Recently, a high-k film made of a high-k material is used for a capacitor unit in order to increase a capacity of a DRAM.
As for the high-k film, a laminated film of oxides such as HfO2 and ZrO2 or Al2O3 and ZrO2 is used. However, in the case of using such an oxide material for the semiconductor devices, an oxygen vacancy may occur in the high-k film. If the oxygen vacancy occurs in the high-k film, a dipole is generated at an interface of the electrode or the metal gate adjacent to the high-k film and a band is bent by the dipole, which leads to a low effective work function. As a result, electrons readily flow and a leakage current is increased.
As for a technique for solving the above drawback, techniques for reducing oxygen vacancy in a high-k film by adding oxygen to a TiN film used as the electrode adjacent to the high-k film are disclosed in Japanese Patent Application Publication No. 2015-506097 and E. Cartier, et al., Appl. Phys. Lett., Vol. 95, 2009, p. 042901.
As for a DRAM capacitor, there is known a structure in which a dielectric film is formed on a lower electrode made of a TiN film and an upper electrode made of a TiN film is formed on the dielectric film (see, Japanese Patent Application Publication No. 2007-201083). As for a method for manufacturing a DRAM capacitor having a large capacity, there is known a method disclosed in U.S. Pat. No. 6,911,364. In this method, first, a mold oxide film is formed on a substrate and, then, a recess is formed by etching the mold oxide film. Next, a film serving as a lower electrode is formed at an inner wall of the recess and a field portion of the film is etched back. Then, the mold oxide film is removed by dilute hydrofluoric acid, so that a cylindrical lower electrode remains. Next, a high-k film is formed on a surface of the cylindrical lower electrode and an upper electrode is formed thereon.
However, in the case of forming a capacitor of a DRAM by the method disclosed in U.S. Pat.
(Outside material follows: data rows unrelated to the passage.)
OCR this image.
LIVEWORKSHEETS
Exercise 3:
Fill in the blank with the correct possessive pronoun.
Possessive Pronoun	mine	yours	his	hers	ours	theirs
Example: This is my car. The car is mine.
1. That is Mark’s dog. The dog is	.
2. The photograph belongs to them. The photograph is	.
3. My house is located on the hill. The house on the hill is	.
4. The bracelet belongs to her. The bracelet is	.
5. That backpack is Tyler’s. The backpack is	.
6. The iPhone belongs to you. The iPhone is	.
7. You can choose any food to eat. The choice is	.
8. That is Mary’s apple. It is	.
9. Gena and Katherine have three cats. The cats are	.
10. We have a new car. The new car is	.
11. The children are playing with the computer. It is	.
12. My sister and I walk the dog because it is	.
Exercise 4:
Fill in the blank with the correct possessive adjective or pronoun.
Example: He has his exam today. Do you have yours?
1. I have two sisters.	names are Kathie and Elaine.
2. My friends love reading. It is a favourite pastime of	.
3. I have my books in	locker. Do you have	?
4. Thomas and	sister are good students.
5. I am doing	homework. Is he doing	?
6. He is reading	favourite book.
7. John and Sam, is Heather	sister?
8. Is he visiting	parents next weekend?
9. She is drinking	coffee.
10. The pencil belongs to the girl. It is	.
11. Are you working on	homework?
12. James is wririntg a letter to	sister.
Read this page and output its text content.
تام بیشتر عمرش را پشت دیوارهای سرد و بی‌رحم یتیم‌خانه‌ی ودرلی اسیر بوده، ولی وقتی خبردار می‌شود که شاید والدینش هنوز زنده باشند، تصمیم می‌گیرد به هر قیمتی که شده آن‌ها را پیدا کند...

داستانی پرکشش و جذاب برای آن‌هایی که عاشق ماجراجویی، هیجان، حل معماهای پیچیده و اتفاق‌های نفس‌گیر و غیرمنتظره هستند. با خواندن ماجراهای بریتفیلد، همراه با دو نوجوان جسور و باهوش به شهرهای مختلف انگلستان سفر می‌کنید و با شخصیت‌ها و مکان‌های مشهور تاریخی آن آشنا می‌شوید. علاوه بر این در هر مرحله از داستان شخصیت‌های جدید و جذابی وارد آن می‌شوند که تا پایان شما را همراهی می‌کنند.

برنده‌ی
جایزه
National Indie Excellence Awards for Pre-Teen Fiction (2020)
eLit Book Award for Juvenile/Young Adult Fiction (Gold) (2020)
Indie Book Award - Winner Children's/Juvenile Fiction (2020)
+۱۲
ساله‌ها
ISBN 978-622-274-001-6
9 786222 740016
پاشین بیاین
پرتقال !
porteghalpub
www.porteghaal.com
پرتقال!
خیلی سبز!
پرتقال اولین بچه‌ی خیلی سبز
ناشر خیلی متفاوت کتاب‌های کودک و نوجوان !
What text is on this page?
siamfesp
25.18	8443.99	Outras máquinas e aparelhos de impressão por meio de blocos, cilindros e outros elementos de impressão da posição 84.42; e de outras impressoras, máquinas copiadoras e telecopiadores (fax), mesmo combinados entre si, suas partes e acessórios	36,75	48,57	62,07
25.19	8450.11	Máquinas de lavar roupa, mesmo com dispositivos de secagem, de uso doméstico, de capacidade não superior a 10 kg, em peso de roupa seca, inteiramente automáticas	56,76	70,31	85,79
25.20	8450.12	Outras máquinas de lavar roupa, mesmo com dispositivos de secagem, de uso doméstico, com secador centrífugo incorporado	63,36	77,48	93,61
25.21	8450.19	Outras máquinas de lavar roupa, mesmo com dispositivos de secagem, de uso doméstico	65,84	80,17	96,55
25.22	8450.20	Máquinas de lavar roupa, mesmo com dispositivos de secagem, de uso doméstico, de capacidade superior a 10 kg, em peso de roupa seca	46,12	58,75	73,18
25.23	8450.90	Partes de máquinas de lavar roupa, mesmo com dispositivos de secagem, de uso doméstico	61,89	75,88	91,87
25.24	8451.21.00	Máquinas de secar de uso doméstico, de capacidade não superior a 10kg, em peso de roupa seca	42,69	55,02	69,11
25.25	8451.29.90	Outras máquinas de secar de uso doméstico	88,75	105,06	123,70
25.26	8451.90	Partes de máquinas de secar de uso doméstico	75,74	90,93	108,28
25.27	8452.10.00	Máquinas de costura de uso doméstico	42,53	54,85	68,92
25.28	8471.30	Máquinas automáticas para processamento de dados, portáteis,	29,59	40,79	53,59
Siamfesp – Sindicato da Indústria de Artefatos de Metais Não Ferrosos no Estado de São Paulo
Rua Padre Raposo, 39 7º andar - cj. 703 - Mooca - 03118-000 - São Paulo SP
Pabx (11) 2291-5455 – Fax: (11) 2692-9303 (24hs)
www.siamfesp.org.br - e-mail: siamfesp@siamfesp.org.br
No. 6,911,364, the lower electrode is immersed in the fluoric acid HF during the removal of the mold oxide film and is exposed to an oxygen-based gas (e.g., O2 gas or O3 gas) serving as an oxidizing agent during the formation of the high-k film.
Therefore, the lower electrode needs to have high resistance to hydrofluoric acid and less stress change caused by the oxygen-based gas.
However, in the case of using as the lower electrode a TiN film added with oxygen which is disclosed in Japanese Patent Application Publication No. 2015-506097 and E. Cartier, et al., Appl. Phys. Lett., Vol. 95, 2009, p. 042901, it is difficult to realize high resistance to hydrofluoric acid and suppression of stress change caused by the oxygen-based gas.